LOVE MEANS NEVER HAVING TO

Pay your dentist,
   
   Just in case I could find not too much to love about New York-- the theatre has been disappointing, and most of the friends I had who lived here have quit the city or the planet-- I stopped in to say Goodbye to my dentist, a fine fellow who has made pleasant keeping my chops in order.  He said I needed a cleaning, so I got one.  And when I left, the bill said Happy Birthday, and cancelled the not inconsiderable cost.
   So there is greatness of spirit and generosity here, and happily I tapped into it just before leaving.  This sort of makes up for venal politicians, disappointing children, and a country that seems to be headed for the wastebasket.  It was Clayton Williams of Texas who said "when rape is inevitable, relax and enjoy it," which helped him lose the election for Governor to Ann Richards, with whom I had the strange good fortune to celebrate the aftermath of the San Francisco earthquake.
     That day in 1989, a little after five in the afternoon, holding Happy, still in his doggy prime, with one hand, the other clutching a car that wasn't sliding, I watched the quake roll slowly up the hill like a serpent arching its spine.  When it stopped I carried him up to the square atop  Nob Hill to sit out the aftershocks, and Ann Richards, then running for governor of Texas, was there, having come straight from a fundraiser for her at the Mark Hopkins.  Lia Belli, separated wife of the famous divorce attorney Melvin Belli, came tooling up in her car to pick up survivors, preferably noted, and took us back to her house. There was no electricity, but her living room had a big picture window, and as we sat out the evening in her living room, it was lit by the blaze from the marina, which was exploding. All through the night, as in Chaucer, we told our tales.
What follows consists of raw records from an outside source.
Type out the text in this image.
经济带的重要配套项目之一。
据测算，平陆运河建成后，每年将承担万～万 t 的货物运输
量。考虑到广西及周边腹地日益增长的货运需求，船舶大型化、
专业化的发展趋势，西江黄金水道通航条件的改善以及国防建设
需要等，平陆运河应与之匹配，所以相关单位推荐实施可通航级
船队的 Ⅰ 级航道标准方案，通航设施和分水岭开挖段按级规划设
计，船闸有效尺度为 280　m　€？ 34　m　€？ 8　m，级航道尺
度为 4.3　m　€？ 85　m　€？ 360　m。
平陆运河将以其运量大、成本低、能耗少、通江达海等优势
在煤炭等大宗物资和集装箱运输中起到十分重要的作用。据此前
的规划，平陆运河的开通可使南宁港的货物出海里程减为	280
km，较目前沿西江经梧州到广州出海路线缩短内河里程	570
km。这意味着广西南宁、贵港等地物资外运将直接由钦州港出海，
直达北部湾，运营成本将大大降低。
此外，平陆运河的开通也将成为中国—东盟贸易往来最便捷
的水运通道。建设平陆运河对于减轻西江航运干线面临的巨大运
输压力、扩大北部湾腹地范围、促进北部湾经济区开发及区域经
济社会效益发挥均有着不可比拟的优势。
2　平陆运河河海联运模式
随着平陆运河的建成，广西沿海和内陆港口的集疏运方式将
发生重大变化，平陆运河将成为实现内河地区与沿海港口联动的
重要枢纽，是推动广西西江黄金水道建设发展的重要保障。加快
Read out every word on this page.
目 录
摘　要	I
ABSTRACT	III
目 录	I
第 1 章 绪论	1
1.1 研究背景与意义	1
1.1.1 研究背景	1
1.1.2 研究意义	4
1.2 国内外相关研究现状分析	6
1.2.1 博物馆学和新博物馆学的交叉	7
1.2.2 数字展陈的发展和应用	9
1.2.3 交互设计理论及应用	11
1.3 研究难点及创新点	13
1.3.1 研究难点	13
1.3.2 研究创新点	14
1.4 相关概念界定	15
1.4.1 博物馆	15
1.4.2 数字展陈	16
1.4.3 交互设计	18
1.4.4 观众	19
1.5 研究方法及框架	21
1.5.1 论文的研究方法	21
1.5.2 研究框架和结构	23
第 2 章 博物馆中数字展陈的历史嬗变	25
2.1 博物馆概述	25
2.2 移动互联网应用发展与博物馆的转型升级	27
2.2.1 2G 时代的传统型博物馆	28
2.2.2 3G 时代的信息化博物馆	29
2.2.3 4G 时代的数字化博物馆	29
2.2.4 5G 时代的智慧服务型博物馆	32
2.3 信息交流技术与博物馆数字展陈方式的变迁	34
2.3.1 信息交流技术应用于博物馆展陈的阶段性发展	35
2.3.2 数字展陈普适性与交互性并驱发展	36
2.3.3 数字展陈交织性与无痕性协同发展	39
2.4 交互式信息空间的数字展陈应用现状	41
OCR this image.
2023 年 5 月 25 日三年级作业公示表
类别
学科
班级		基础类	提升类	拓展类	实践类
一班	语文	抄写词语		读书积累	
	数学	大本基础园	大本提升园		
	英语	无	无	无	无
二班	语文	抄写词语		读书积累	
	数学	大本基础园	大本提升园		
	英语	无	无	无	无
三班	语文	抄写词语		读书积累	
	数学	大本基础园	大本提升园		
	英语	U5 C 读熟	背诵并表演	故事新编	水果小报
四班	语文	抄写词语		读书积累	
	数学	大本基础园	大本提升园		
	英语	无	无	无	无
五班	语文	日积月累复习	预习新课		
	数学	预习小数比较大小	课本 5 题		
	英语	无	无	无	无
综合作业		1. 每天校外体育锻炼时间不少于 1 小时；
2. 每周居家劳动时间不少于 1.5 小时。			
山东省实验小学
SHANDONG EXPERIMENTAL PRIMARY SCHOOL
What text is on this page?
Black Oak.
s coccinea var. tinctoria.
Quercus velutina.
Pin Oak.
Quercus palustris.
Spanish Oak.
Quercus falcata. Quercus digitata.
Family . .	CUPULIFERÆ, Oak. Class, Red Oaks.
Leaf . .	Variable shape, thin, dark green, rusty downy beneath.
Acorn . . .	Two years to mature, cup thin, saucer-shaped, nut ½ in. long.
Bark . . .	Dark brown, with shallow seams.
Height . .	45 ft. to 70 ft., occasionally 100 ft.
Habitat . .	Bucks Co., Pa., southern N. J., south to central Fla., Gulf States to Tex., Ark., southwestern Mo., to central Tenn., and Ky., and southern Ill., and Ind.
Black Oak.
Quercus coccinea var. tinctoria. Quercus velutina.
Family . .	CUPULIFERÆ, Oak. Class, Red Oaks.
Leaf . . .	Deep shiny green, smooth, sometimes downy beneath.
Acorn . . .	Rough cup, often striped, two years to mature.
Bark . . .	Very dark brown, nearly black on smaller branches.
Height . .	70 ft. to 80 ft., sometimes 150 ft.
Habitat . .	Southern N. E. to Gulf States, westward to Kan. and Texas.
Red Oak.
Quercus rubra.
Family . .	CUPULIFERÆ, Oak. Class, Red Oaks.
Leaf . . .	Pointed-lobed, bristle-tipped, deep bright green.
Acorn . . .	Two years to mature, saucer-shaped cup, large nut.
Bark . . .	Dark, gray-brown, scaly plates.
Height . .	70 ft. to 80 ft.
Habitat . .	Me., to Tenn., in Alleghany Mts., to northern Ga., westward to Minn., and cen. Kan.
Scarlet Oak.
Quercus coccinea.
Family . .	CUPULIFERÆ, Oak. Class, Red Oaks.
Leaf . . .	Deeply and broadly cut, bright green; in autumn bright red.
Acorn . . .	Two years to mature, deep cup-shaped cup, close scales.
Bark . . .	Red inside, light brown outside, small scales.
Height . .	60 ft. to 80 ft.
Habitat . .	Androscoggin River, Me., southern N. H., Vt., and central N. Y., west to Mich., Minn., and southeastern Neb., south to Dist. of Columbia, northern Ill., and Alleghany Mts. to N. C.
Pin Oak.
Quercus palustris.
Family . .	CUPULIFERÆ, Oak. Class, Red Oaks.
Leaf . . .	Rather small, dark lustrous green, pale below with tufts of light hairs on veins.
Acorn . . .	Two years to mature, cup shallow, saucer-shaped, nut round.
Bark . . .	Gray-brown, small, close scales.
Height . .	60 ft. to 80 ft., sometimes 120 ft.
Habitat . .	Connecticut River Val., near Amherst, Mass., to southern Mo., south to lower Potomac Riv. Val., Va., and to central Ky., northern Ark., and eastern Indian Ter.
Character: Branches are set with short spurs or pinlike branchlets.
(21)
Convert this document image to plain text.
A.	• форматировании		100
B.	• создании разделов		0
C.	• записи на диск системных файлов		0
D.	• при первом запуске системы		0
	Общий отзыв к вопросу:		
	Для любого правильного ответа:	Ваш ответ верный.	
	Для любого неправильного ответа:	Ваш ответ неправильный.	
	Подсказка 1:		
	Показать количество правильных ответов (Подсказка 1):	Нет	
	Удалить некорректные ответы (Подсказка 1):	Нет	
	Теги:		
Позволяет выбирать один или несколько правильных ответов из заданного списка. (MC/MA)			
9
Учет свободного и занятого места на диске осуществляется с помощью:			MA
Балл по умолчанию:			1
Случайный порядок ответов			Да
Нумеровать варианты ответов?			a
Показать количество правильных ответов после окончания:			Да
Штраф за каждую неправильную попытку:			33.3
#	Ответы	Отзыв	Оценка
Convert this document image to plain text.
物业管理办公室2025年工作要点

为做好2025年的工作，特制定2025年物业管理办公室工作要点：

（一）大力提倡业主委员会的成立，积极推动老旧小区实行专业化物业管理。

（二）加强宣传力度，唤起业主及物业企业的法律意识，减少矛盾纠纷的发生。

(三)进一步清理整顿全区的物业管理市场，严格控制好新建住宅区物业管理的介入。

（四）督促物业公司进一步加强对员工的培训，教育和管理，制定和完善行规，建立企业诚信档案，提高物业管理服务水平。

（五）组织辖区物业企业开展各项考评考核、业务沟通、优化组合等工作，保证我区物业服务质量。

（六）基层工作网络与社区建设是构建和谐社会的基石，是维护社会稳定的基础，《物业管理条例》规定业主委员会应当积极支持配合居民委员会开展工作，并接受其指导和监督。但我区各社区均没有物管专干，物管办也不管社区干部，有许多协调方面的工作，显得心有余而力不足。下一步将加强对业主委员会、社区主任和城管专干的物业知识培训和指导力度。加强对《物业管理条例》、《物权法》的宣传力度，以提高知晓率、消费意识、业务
     Ann's was, not surprisingly, probably the most interesting, told in her very relaxed drawl, with a mastery of comic timing, crossed with unabashed truth.  She told one of the other women, a trainer from a health club,  how it was she had gotten into politics. "They asked my husband to run for commissioner, and he said 'Why don't you run my wife?'"  They were no longer married, and I asked her why. "Well, ho-nee," she said, "I'm an alcoholic and he's still drinking."  She was the kind of woman you would describe as 'handsome,' commanding. Comfortable in her own skin, wrinkles failing to diminish her attractiveness.
       It was a colorful night, lasting till the morning, when we could all get transportation back to where we belonged.  But it was my conviction after that night that she belonged in the White House.  If only she had won the next gubernatorial election, the one after that, she could have saved this country a whole lot of trouble with W.  Oh, well.
   
   I'm sorry I didn't see the play about her, though I probably didn't go because I wished I had written it.  I did write one about that night, though.  A comedy.  I have to try and find it.
        I have to try and find a lot of things, most of them inside my own head.  It is so disruptive to move, even when the move is bi-coastal. With all the traveling I have done, and the different countries I have lived in, for some reason this particular change is very hard for me. Can it be I am getting older?